The smartphones growth is expected to be as many as 700millions in sub-Saharan Africa by 2020. But a handset alone may not get you online, explains GSMA’s head of mobile, Yasmina McCarty.

A person might not have enough money for data, or the government might not have installed broadband cables in the area where they live, she says. Or the internet that is available might be in English, and therefore not useful to all. Or, McCarty adds, the person might not have been taught IT at school and would not know how to use the technology.

Free Basics offers a solution to the affordability issue, but three remaining barriers – infrastructure, content and education – need to be “attacked” to get the next billion online, says McCarty.

Facebook is exploring the infrastructure obstacle, testing a solar-powered drone and developing a satellite, both of which would beam internet access to remote communities from the sky. But people in the industry say efforts on the ground are equally as important to help the internet take root.

When introducing a technology such as the internet, “lots of personal interaction needs to take place, explaining how it works and busting myths”, says Alix Murphy from WorldRemit, a mobile money transfer company.

Industry watchers, technologists, Technology Entrepreneur are questioning the motive behind the move. Some are saying it’s an attempt to gain control and power into the internet business across the world using freemium to premium.

In a competitive emerging market, giving away data for free may not seem like an obvious business choice, but Facebook has sold it to mobile operators on the basis that customers will eventually buy data.

This freemium to premium model is also problematic, says Gbenga Sesan. “As soon as you are around the table you become a marketing opportunity,” he says, adding that there is a perception that internet rights campaigners are not supposed to ask questions about Free Basics “because it’s ‘for good’”.

Facebook did not reply to requests to respond to these specific criticisms of their approach, but after the fallout in India Zuckerberg wrote an opinion piece for the Times of India denying that Free Basics was about maintaining Facebook’s commercial interests.
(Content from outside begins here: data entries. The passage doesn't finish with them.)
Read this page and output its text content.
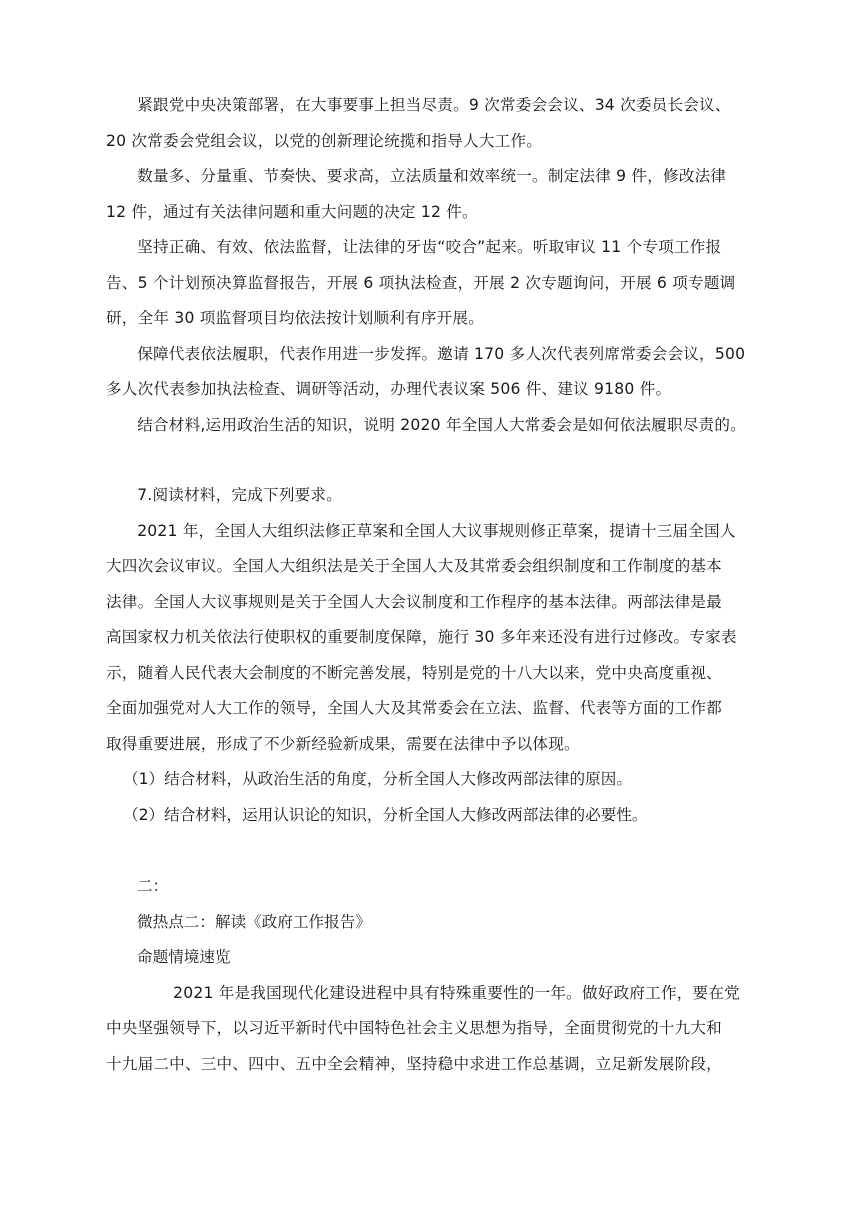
紧跟党中央决策部署，在大事要事上担当尽责。9 次常委会会议、34 次委员长会议、
20 次常委会党组会议，以党的创新理论统揽和指导人大工作。

数量多、分量重、节奏快、要求高，立法质量和效率统一。制定法律 9 件，修改法律
12 件，通过有关法律问题和重大问题的决定 12 件。

坚持正确、有效、依法监督，让法律的牙齿“咬合”起来。听取审议 11 个专项工作报
告、5 个计划预决算监督报告，开展 6 项执法检查，开展 2 次专题询问，开展 6 项专题调
研，全年 30 项监督项目均依法按计划顺利有序开展。

保障代表依法履职，代表作用进一步发挥。邀请 170 多人次代表列席常委会会议，500
多人次代表参加执法检查、调研等活动，办理代表议案 506 件、建议 9180 件。

结合材料,运用政治生活的知识，说明 2020 年全国人大常委会是如何依法履职尽责的。

7.阅读材料，完成下列要求。

2021 年，全国人大组织法修正草案和全国人大议事规则修正草案，提请十三届全国人
大四次会议审议。全国人大组织法是关于全国人大及其常委会组织制度和工作制度的基本
法律。全国人大议事规则是关于全国人大会议制度和工作程序的基本法律。两部法律是最
高国家权力机关依法行使职权的重要制度保障，施行 30 多年来还没有进行过修改。专家表
示，随着人民代表大会制度的不断完善发展，特别是党的十八大以来，党中央高度重视、
全面加强党对人大工作的领导，全国人大及其常委会在立法、监督、代表等方面的工作都
取得重要进展，形成了不少新经验新成果，需要在法律中予以体现。

（1）结合材料，从政治生活的角度，分析全国人大修改两部法律的原因。

（2）结合材料，运用认识论的知识，分析全国人大修改两部法律的必要性。

二：

微热点二：解读《政府工作报告》

命题情境速览

2021 年是我国现代化建设进程中具有特殊重要性的一年。做好政府工作，要在党
中央坚强领导下，以习近平新时代中国特色社会主义思想为指导，全面贯彻党的十九大和
十九届二中、三中、四中、五中全会精神，坚持稳中求进工作总基调，立足新发展阶段，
“If people lose access to free basic services, they will simply lose access to the opportunities offered by the internet today,” he said, adding that the platform fully respected the principles of net neutrality.

Recently, it was launched in Nigeria with about 80 pre-selected websites on Free Basics with Airtel Africa, the country’s second largest mobile provider. Zuckerberg said Facebook was offering Nigerians, including 90 million people who are currently offline, the opportunity to access news, health information and services for free.
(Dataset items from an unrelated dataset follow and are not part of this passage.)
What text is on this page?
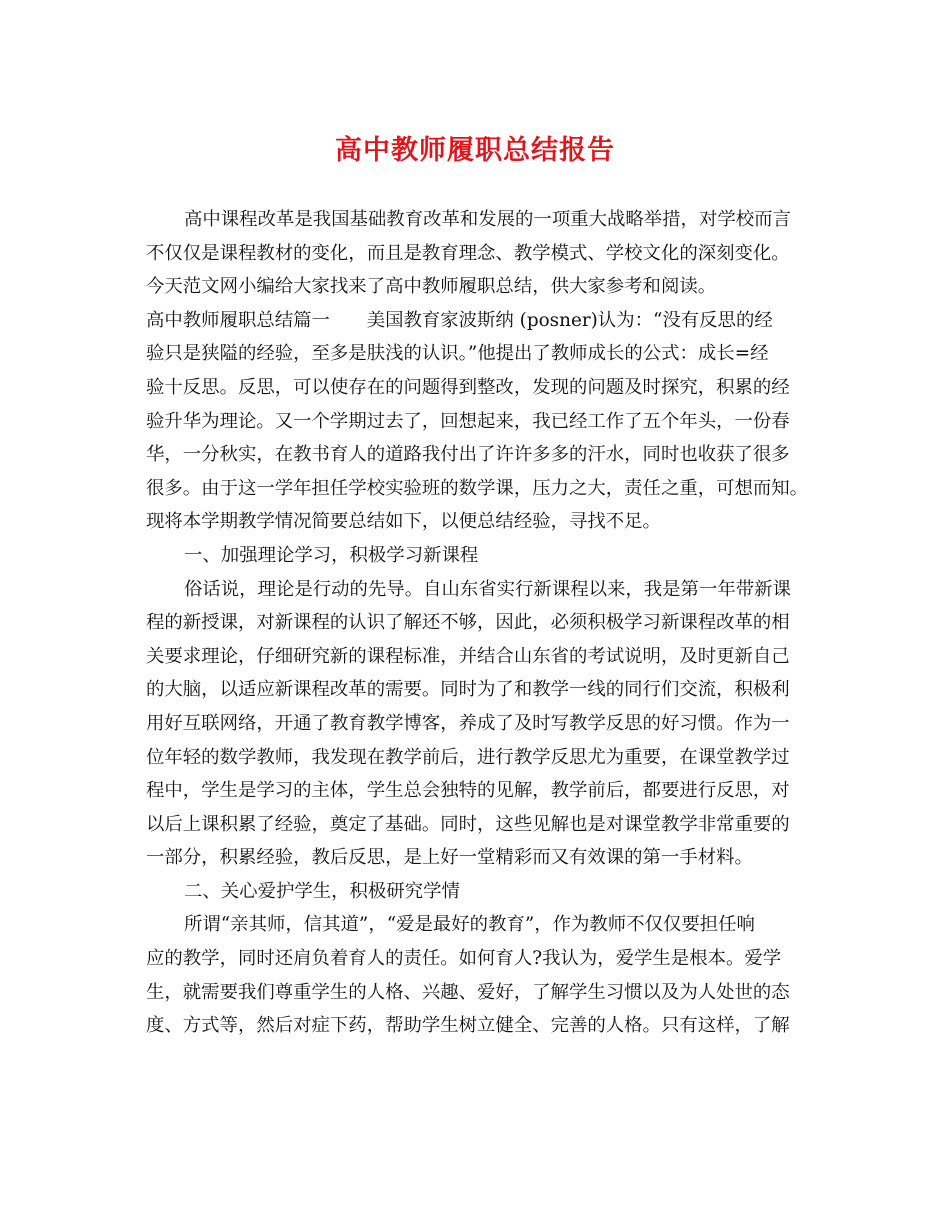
高中教师履职总结报告
高中课程改革是我国基础教育改革和发展的一项重大战略举措，对学校而言
不仅仅是课程教材的变化，而且是教育理念、教学模式、学校文化的深刻变化。
今天范文网小编给大家找来了高中教师履职总结，供大家参考和阅读。
高中教师履职总结篇一　　美国教育家波斯纳 (posner)认为：“没有反思的经
验只是狭隘的经验，至多是肤浅的认识。”他提出了教师成长的公式：成长=经
验十反思。反思，可以使存在的问题得到整改，发现的问题及时探究，积累的经
验升华为理论。又一个学期过去了，回想起来，我已经工作了五个年头，一份春
华，一分秋实，在教书育人的道路我付出了许许多多的汗水，同时也收获了很多
很多。由于这一学年担任学校实验班的数学课，压力之大，责任之重，可想而知。
现将本学期教学情况简要总结如下，以便总结经验，寻找不足。
一、加强理论学习，积极学习新课程
俗话说，理论是行动的先导。自山东省实行新课程以来，我是第一年带新课
程的新授课，对新课程的认识了解还不够，因此，必须积极学习新课程改革的相
关要求理论，仔细研究新的课程标准，并结合山东省的考试说明，及时更新自己
的大脑，以适应新课程改革的需要。同时为了和教学一线的同行们交流，积极利
用好互联网络，开通了教育教学博客，养成了及时写教学反思的好习惯。作为一
位年轻的数学教师，我发现在教学前后，进行教学反思尤为重要，在课堂教学过
程中，学生是学习的主体，学生总会独特的见解，教学前后，都要进行反思，对
以后上课积累了经验，奠定了基础。同时，这些见解也是对课堂教学非常重要的
一部分，积累经验，教后反思，是上好一堂精彩而又有效课的第一手材料。
二、关心爱护学生，积极研究学情
所谓“亲其师，信其道”，“爱是最好的教育”，作为教师不仅仅要担任响
应的教学，同时还肩负着育人的责任。如何育人?我认为，爱学生是根本。爱学
生，就需要我们尊重学生的人格、兴趣、爱好，了解学生习惯以及为人处世的态
度、方式等，然后对症下药，帮助学生树立健全、完善的人格。只有这样，了解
However, Gbenga Sesan says the offer is only appealing because the government “shirked its responsibilities” by failing to invest in infrastructure. He would rather see a state focus on building connectivity, arguing that this would engender competition that in turn would drive down the cost for the poorest citizens.

Analysts are saying that free basics gain grounds in Africa due to the lack of infrastructure in the region. They added that in countries where there are free Wi-Fi in the communities there won’t be a need for such.
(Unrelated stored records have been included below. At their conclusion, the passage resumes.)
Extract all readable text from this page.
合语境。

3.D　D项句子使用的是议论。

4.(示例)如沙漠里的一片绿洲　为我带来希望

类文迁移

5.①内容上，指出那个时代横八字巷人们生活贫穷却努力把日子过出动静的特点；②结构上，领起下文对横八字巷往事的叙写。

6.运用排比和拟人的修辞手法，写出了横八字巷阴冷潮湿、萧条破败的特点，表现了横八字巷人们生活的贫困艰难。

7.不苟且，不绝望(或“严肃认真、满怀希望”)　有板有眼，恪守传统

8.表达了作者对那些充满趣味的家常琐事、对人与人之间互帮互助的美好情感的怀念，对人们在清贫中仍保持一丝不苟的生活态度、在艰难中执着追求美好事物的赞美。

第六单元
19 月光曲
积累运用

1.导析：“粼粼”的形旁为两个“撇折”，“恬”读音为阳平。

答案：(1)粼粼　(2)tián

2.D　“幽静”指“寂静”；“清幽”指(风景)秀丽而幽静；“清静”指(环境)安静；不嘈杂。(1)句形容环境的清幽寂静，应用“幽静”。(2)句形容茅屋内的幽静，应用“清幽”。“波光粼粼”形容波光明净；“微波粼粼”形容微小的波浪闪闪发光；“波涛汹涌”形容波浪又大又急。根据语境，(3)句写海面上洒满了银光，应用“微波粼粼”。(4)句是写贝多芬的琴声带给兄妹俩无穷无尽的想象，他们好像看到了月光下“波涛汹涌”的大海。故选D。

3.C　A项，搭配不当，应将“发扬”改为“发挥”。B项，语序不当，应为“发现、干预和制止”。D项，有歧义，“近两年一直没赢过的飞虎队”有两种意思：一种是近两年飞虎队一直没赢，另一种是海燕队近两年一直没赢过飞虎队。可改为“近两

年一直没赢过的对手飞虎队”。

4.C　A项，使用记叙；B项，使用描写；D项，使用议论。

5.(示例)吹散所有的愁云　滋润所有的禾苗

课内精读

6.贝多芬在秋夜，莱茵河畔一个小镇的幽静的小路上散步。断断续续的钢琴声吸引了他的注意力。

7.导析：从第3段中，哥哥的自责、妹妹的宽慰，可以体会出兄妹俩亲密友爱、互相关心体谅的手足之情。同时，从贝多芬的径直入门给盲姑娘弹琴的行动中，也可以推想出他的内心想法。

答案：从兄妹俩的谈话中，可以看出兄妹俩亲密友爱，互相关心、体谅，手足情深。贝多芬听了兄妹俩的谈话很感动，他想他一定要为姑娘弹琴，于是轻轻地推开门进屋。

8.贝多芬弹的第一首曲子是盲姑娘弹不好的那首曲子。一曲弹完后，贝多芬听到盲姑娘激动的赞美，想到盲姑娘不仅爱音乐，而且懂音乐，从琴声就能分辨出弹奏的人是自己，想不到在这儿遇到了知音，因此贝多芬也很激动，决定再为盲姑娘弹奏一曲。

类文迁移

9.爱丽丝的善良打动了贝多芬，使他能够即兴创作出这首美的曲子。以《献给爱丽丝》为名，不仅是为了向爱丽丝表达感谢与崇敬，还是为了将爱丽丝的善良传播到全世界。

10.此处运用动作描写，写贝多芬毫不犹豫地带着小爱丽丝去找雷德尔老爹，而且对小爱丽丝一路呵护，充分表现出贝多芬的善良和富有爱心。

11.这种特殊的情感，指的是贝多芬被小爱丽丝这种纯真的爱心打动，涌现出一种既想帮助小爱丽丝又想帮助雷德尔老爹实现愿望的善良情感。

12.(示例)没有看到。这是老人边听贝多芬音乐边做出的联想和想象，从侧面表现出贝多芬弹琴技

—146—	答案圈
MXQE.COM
As for the alternatives, initiatives such as public Wi-Fi and long-term investment in connectivity infrastructure are a far more solid proposition, says Murphy: “Companies [like Facebook] could pull out of the market whenever they like.”

She says good infrastructure coupled with “tiered, piecemeal pricing that lets you buy small chunks of airtime as and when you can afford it” is how the African economy works, and paying for the internet should follow that pattern.